More and more lately I’ve been considering having my eggs frozen. In 2009 when I was 19 I had a 7lb ovarian dermoid cyst removed (along with my right ovary and fallopian tube), leaving me with one ovary. During the surgery they discovered I had endometriosis (I always had pretty intense periods but I just assumed that what I was experiencing was normal because I had nothing else to compare it to). Endometriosis is a pretty major cause of infertility in women, and during my surgery the surgeon said she saw what looked like a possible patch of endometriosis on my remaining ovary. I asked if I should freeze my eggs and she basically said it wasn’t necessary and that my left ovary would take over and function as if it was both of my ovaries.

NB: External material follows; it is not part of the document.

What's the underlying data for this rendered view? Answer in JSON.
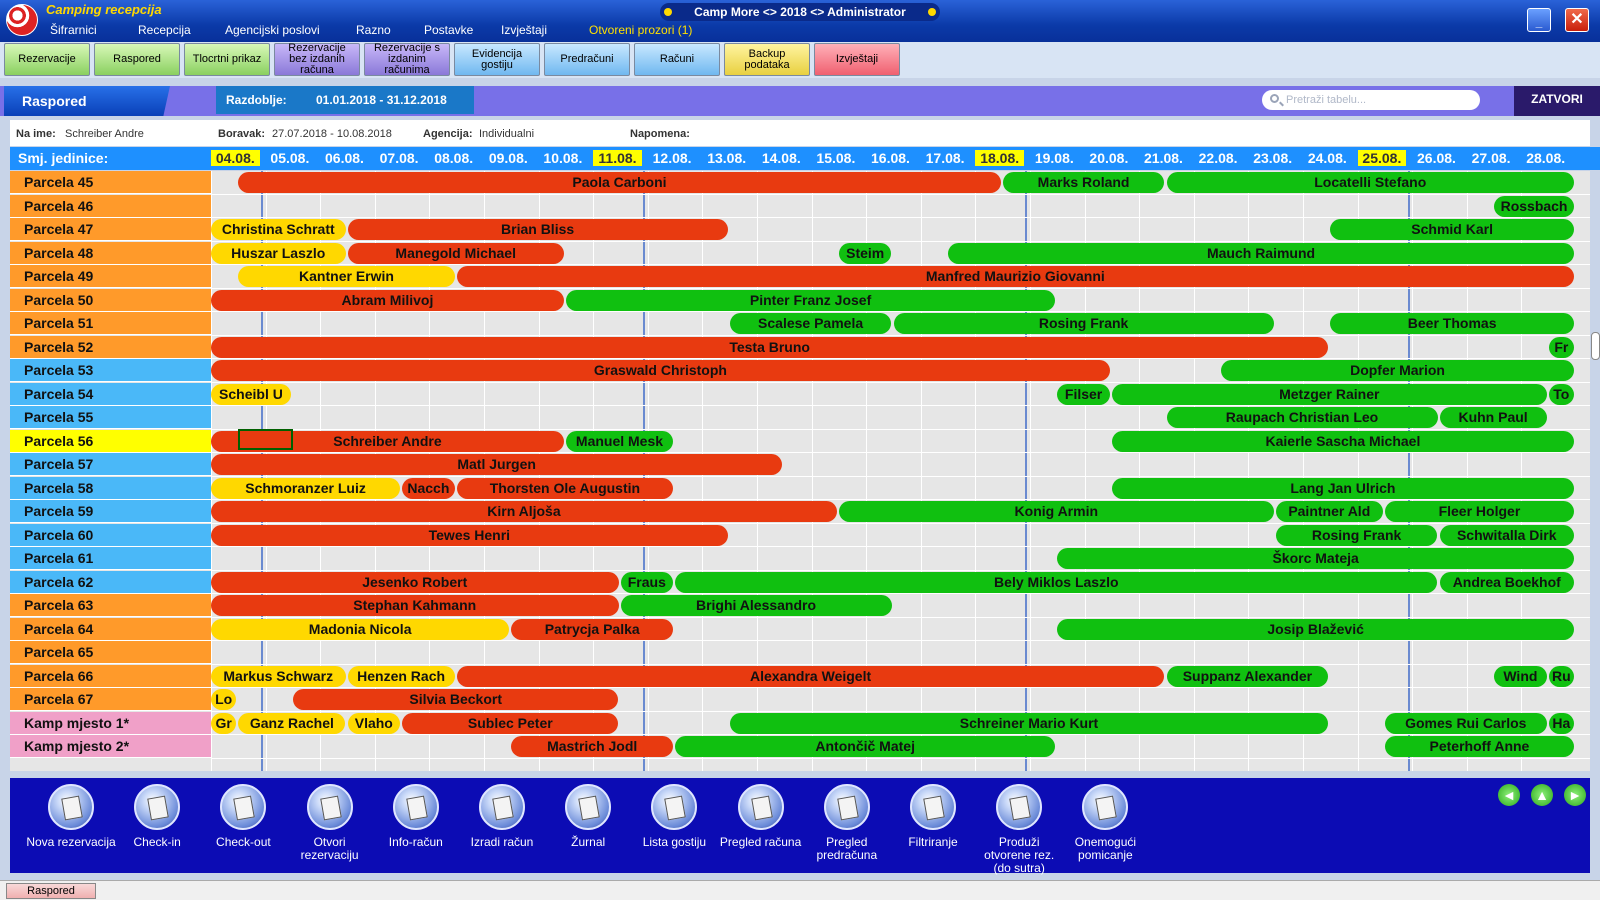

Now I am 26 and am not going to be having children anytime in my near future. I have thought about freezing my eggs over the last 7 years but I knew it was expensive and didn’t look into it too much. Having the option to have my own biological children is important to me and having one ovary has made me worry that maybe I won’t be able to.  Over the last few weeks I emailed a few local fertility clinics to see how much it would potentially cost. On average, for the procedure and medications (hormones) it will be around $10,000 CAD. I brought up the topic to my Mom and she said that since I had my ovary removed she thought that I should have had my eggs frozen. She also generously said that she would give me the money out of my inheritance (her inheritance?), whatever, you get it. So grateful!

I went to my GP on March 23 and asked for a referral to the fertility clinic that I wanted to go to so that I can have a consultation. Now I just have to wait for them to call and book an appointment. I’m SO excited. I am definitely not a person who is afraid of needles but I am quite nervous at the thought of having to give myself an injection every day! I know I’m getting ahead of myself but I tend to do that….

During my research into what it will be like to have one’s eggs frozen I did not find many personal accounts so I hope that sharing my experiences will help anyone reading this! I will update my story and experiences as they happen.